Government Authority in COVID-19
The Public’s waning tolerance for local and state measures to address COVID-19 lead to nearly three-quarters of the U.S facing some form of COVID-19 related lawsuit. These legal challenges range in alleging violation of First, Second, Fourth, and Fourteenth Amendments of the U.S. Constitution, specifically concerning non-delegation doctrine, certain executive orders not often narrowly tailored, abuse of gubernatorial emergency powers, and alleged Religious Freedom Rights Act violations.
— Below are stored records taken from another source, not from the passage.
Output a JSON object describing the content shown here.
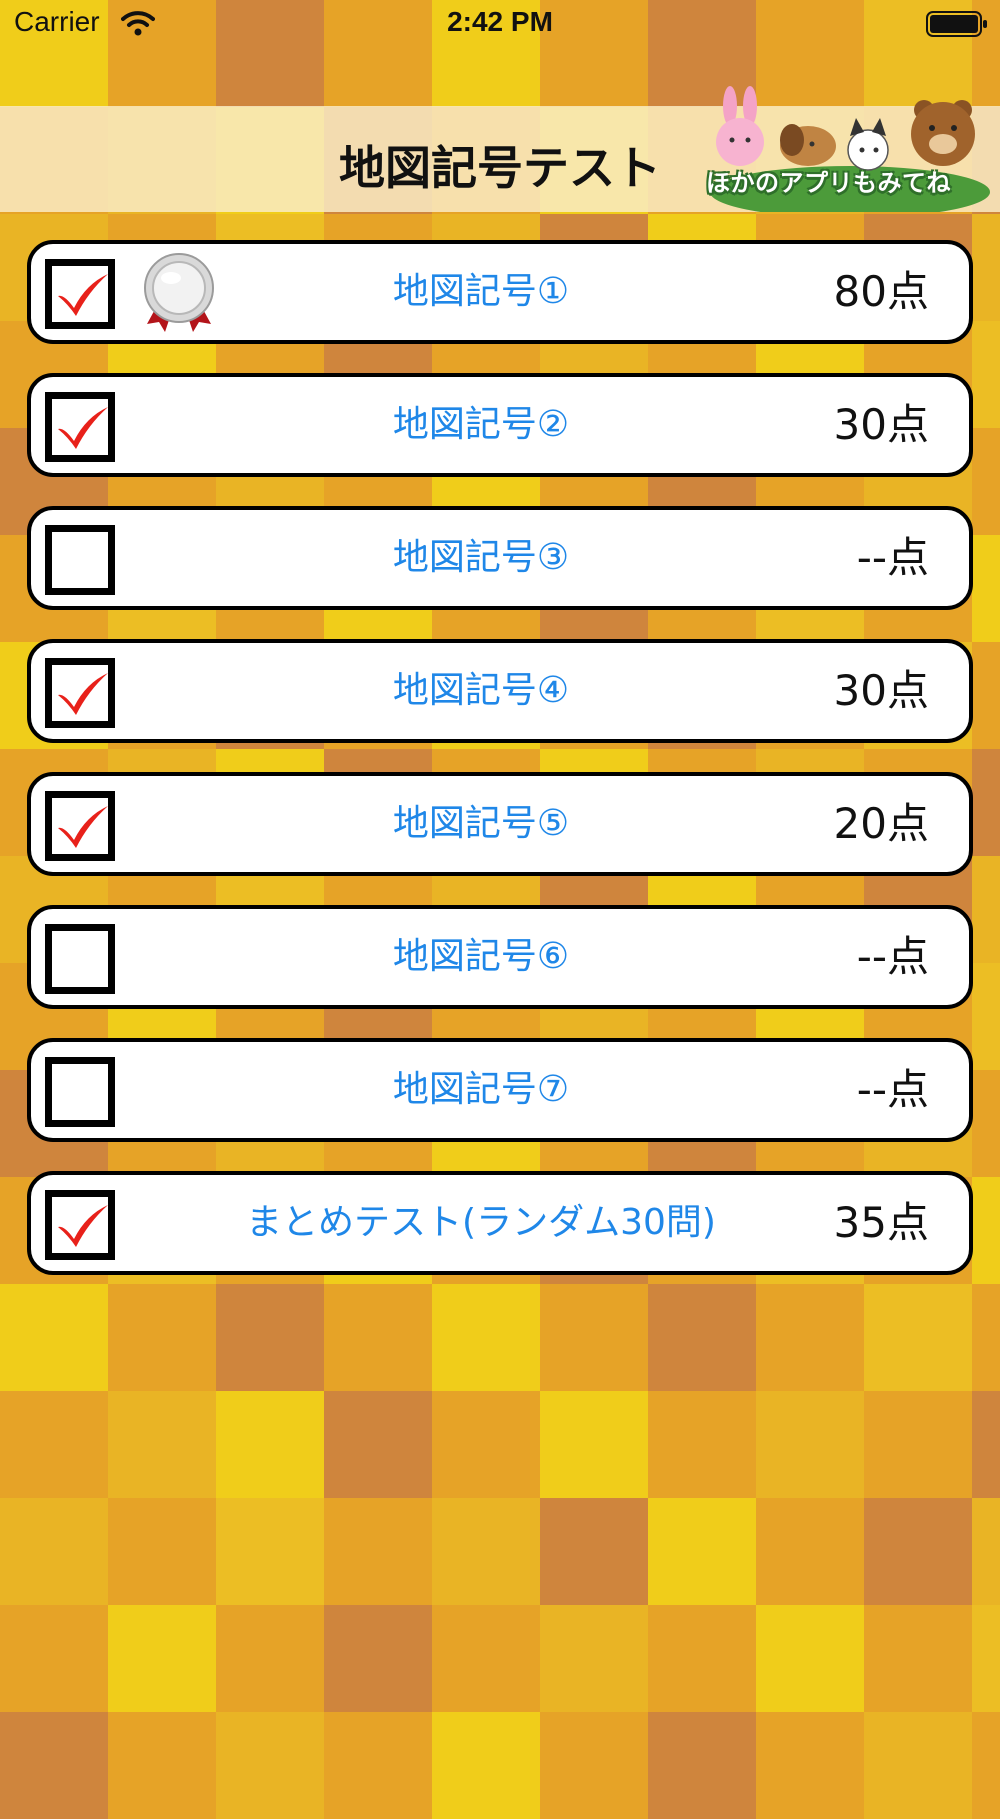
{
  "status_bar": {
    "carrier": "Carrier",
    "time": "2:42 PM"
  },
  "header": {
    "title": "地図記号テスト",
    "promo_label": "ほかのアプリもみてね"
  },
  "tests": [
    {
      "label": "地図記号①",
      "score": "80点",
      "checked": true,
      "medal": "silver-medal-icon"
    },
    {
      "label": "地図記号②",
      "score": "30点",
      "checked": true
    },
    {
      "label": "地図記号③",
      "score": "--点",
      "checked": false
    },
    {
      "label": "地図記号④",
      "score": "30点",
      "checked": true
    },
    {
      "label": "地図記号⑤",
      "score": "20点",
      "checked": true
    },
    {
      "label": "地図記号⑥",
      "score": "--点",
      "checked": false
    },
    {
      "label": "地図記号⑦",
      "score": "--点",
      "checked": false
    },
    {
      "label": "まとめテスト(ランダム30問)",
      "score": "35点",
      "checked": true
    }
  ],
  "colors": {
    "label_blue": "#1f87e8",
    "check_red": "#e8211a",
    "background_tiles": [
      "#e6a327",
      "#f0cd1a",
      "#cf853d",
      "#ecbe24",
      "#e9b425"
    ]
  }
}
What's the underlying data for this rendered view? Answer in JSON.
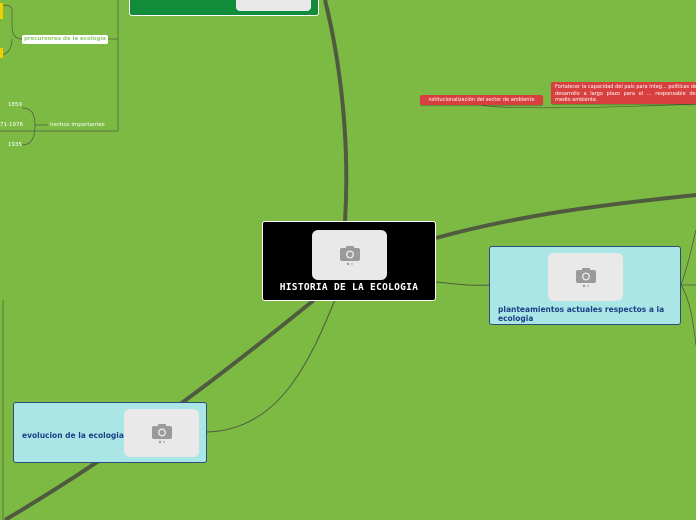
{
  "central": {
    "title": "HISTORIA DE LA ECOLOGIA"
  },
  "nodes": {
    "right_main": {
      "label": "planteamientos actuales respectos a la ecologia"
    },
    "left_main": {
      "label": "evolucion de la ecologia"
    }
  },
  "topics": {
    "institucionalizacion": "nstitucionalización del sector de ambiente",
    "fortalecer": "Fortalecer la capacidad del país para integ... políticas de desarrollo a largo plazo para el ... responsable del medio ambiente.",
    "precursores": "precursores de la ecologia",
    "hechos": "hechos importantes",
    "year_1859": "1859",
    "year_1971": "71-1976",
    "year_1935": "1935"
  },
  "icons": {
    "image_placeholder": "camera-icon"
  },
  "colors": {
    "background": "#7cba44",
    "central": "#000000",
    "main_topic_fill": "#abe6e6",
    "main_topic_text": "#1b3f85",
    "red_topic": "#d84040",
    "top_node": "#118c3a",
    "connector": "#4f5a3f"
  }
}
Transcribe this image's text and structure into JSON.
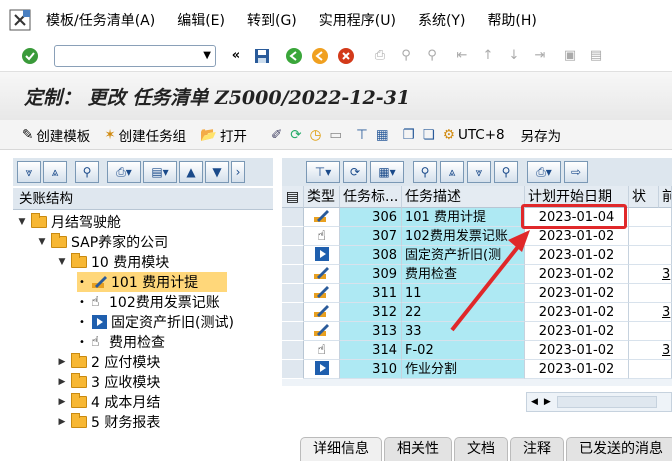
{
  "menubar": {
    "items": [
      "模板/任务清单(A)",
      "编辑(E)",
      "转到(G)",
      "实用程序(U)",
      "系统(Y)",
      "帮助(H)"
    ]
  },
  "title": "定制： 更改 任务清单 Z5000/2022-12-31",
  "toolbar": {
    "create_template": "创建模板",
    "create_task_group": "创建任务组",
    "open": "打开",
    "utc": "UTC+8",
    "save_as": "另存为"
  },
  "tree": {
    "header": "关账结构",
    "nodes": [
      {
        "label": "月结驾驶舱"
      },
      {
        "label": "SAP养家的公司"
      },
      {
        "label": "10 费用模块"
      },
      {
        "label": "101 费用计提"
      },
      {
        "label": "102费用发票记账"
      },
      {
        "label": "固定资产折旧(测试)"
      },
      {
        "label": "费用检查"
      },
      {
        "label": "2 应付模块"
      },
      {
        "label": "3 应收模块"
      },
      {
        "label": "4 成本月结"
      },
      {
        "label": "5 财务报表"
      }
    ]
  },
  "grid": {
    "columns": [
      "类型",
      "任务标...",
      "任务描述",
      "计划开始日期",
      "状",
      "前"
    ],
    "rows": [
      {
        "type": "edit-icon",
        "num": "306",
        "desc": "101 费用计提",
        "date": "2023-01-04",
        "extra": ""
      },
      {
        "type": "hand-icon",
        "num": "307",
        "desc": "102费用发票记账",
        "date": "2023-01-02",
        "extra": ""
      },
      {
        "type": "play-icon",
        "num": "308",
        "desc": "固定资产折旧(测",
        "date": "2023-01-02",
        "extra": ""
      },
      {
        "type": "edit-icon",
        "num": "309",
        "desc": "费用检查",
        "date": "2023-01-02",
        "extra": "3"
      },
      {
        "type": "edit-icon",
        "num": "311",
        "desc": "11",
        "date": "2023-01-02",
        "extra": ""
      },
      {
        "type": "edit-icon",
        "num": "312",
        "desc": "22",
        "date": "2023-01-02",
        "extra": "3"
      },
      {
        "type": "edit-icon",
        "num": "313",
        "desc": "33",
        "date": "2023-01-02",
        "extra": ""
      },
      {
        "type": "hand-icon",
        "num": "314",
        "desc": "F-02",
        "date": "2023-01-02",
        "extra": "3"
      },
      {
        "type": "play-icon",
        "num": "310",
        "desc": "作业分割",
        "date": "2023-01-02",
        "extra": ""
      }
    ]
  },
  "tabs": [
    "详细信息",
    "相关性",
    "文档",
    "注释",
    "已发送的消息"
  ],
  "colors": {
    "cell_highlight": "#aee9f3",
    "selected_node": "#ffd77a",
    "annotation_red": "#e0282a"
  }
}
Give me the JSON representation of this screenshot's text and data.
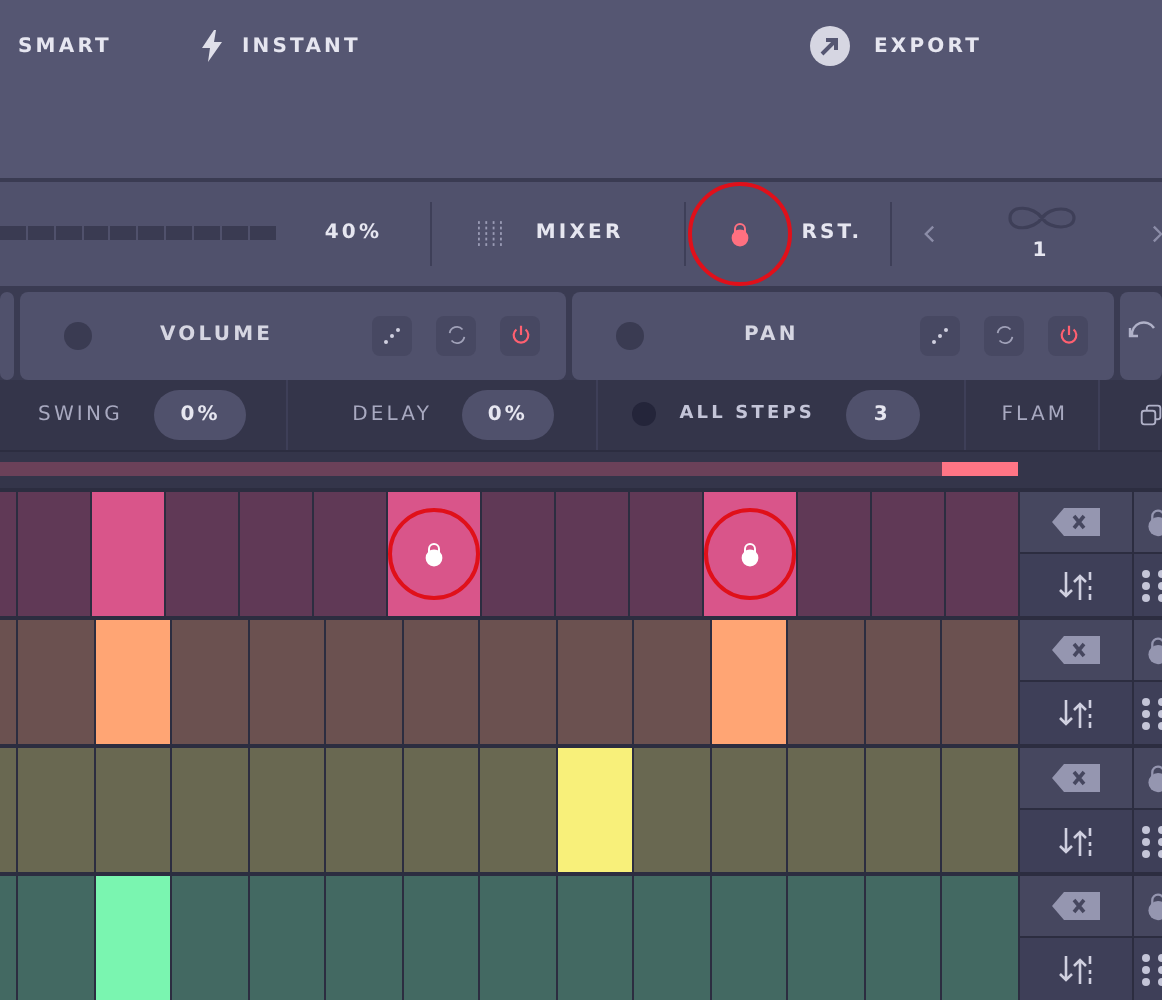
{
  "header": {
    "items": [
      {
        "kind": "text",
        "label": "SMART"
      },
      {
        "kind": "bolt",
        "label": "INSTANT"
      }
    ],
    "export": {
      "label": "EXPORT"
    }
  },
  "toolbar": {
    "meter": {
      "reading": "40%"
    },
    "mixer": {
      "label": "MIXER"
    },
    "reset": {
      "label": "RST.",
      "circled": true
    },
    "loop": {
      "count": "1"
    }
  },
  "panels": [
    {
      "label": "VOLUME",
      "power": true
    },
    {
      "label": "PAN",
      "power": true
    }
  ],
  "settings": {
    "swing": {
      "label": "SWING",
      "value": "0%"
    },
    "delay": {
      "label": "DELAY",
      "value": "0%"
    },
    "all_steps": {
      "label": "ALL STEPS",
      "value": "3",
      "on": false
    },
    "flam": {
      "label": "FLAM"
    }
  },
  "playhead": {
    "level": 0.925
  },
  "tracks": [
    {
      "color": "#d9558a",
      "steps": [
        {
          "on": false
        },
        {
          "on": false
        },
        {
          "on": true
        },
        {
          "on": false
        },
        {
          "on": false
        },
        {
          "on": false
        },
        {
          "on": true,
          "locked": true,
          "circled": true
        },
        {
          "on": false
        },
        {
          "on": false
        },
        {
          "on": false
        },
        {
          "on": true,
          "locked": true,
          "circled": true
        },
        {
          "on": false
        },
        {
          "on": false
        },
        {
          "on": false
        }
      ]
    },
    {
      "color": "#ffa574",
      "steps": [
        {
          "on": false
        },
        {
          "on": false
        },
        {
          "on": true
        },
        {
          "on": false
        },
        {
          "on": false
        },
        {
          "on": false
        },
        {
          "on": false
        },
        {
          "on": false
        },
        {
          "on": false
        },
        {
          "on": false
        },
        {
          "on": true
        },
        {
          "on": false
        },
        {
          "on": false
        },
        {
          "on": false
        }
      ]
    },
    {
      "color": "#f8f07a",
      "steps": [
        {
          "on": false
        },
        {
          "on": false
        },
        {
          "on": false
        },
        {
          "on": false
        },
        {
          "on": false
        },
        {
          "on": false
        },
        {
          "on": false
        },
        {
          "on": false
        },
        {
          "on": true
        },
        {
          "on": false
        },
        {
          "on": false
        },
        {
          "on": false
        },
        {
          "on": false
        },
        {
          "on": false
        }
      ]
    },
    {
      "color": "#7af5b0",
      "steps": [
        {
          "on": false
        },
        {
          "on": false
        },
        {
          "on": true
        },
        {
          "on": false
        },
        {
          "on": false
        },
        {
          "on": false
        },
        {
          "on": false
        },
        {
          "on": false
        },
        {
          "on": false
        },
        {
          "on": false
        },
        {
          "on": false
        },
        {
          "on": false
        },
        {
          "on": false
        },
        {
          "on": false
        }
      ]
    }
  ]
}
Concerns regarding the expansion of government authority in the times of COVID-19 would even lead SCOTUS Justice Alito to say “The pandemic has resulted in previously unimaginable restrictions on individual liberty [we have] never before seen restrictions as severe, extensive, and prolonged as those experienced in this nation now.”Serious examples of specific restrictive measures have been witnessed in the gerrymandering of micro-cluster zones to include places of worship or often arbitrary capacity limits, a broad extension of SCOTUS case Jacobson v. Massachusetts, which found that states had the authority to enforce laws that may violate one’s personal liberties, and inconsistent permittance of various protest groups. Most disconcerting of all is President Biden’s recent comments on a nation-wide mask mandate, which would disregard state and local authority, because “it is not about your rights, it’s about your responsibilities as an American…people have to wear masks in public.”
This position by President Biden is likely to be challenged on Constitutional grounds, as well as on a question of determining what may be the appropriate justification for the government to dispense of American civil liberties in the name of public safety when predicting an emergency, an undesirable precedent if we are to preserve our Constitutional republic and prevent the exploitation of emergency powers in the future. The Supreme Court said, “Emergency does not create power… the Federal Government and its limitations of the power of the States were determined in the light of emergency, and they are not altered by emergency.”
Challenges to the government such as those presented above and numerous others will remain an issue in the foreseeable future, especially for states without sunset provisions, provisions meant to determine the expiration of emergency declarations or some legislation. For the other 37 states lacking such provisions, emergency declarations executed under COVID-19 likely will remain beyond COVID-19, such as surveillance and contact-tracing software, which may have originally benefitted the public, may later be expansively misapplied during a future state of emergencies with greater usage.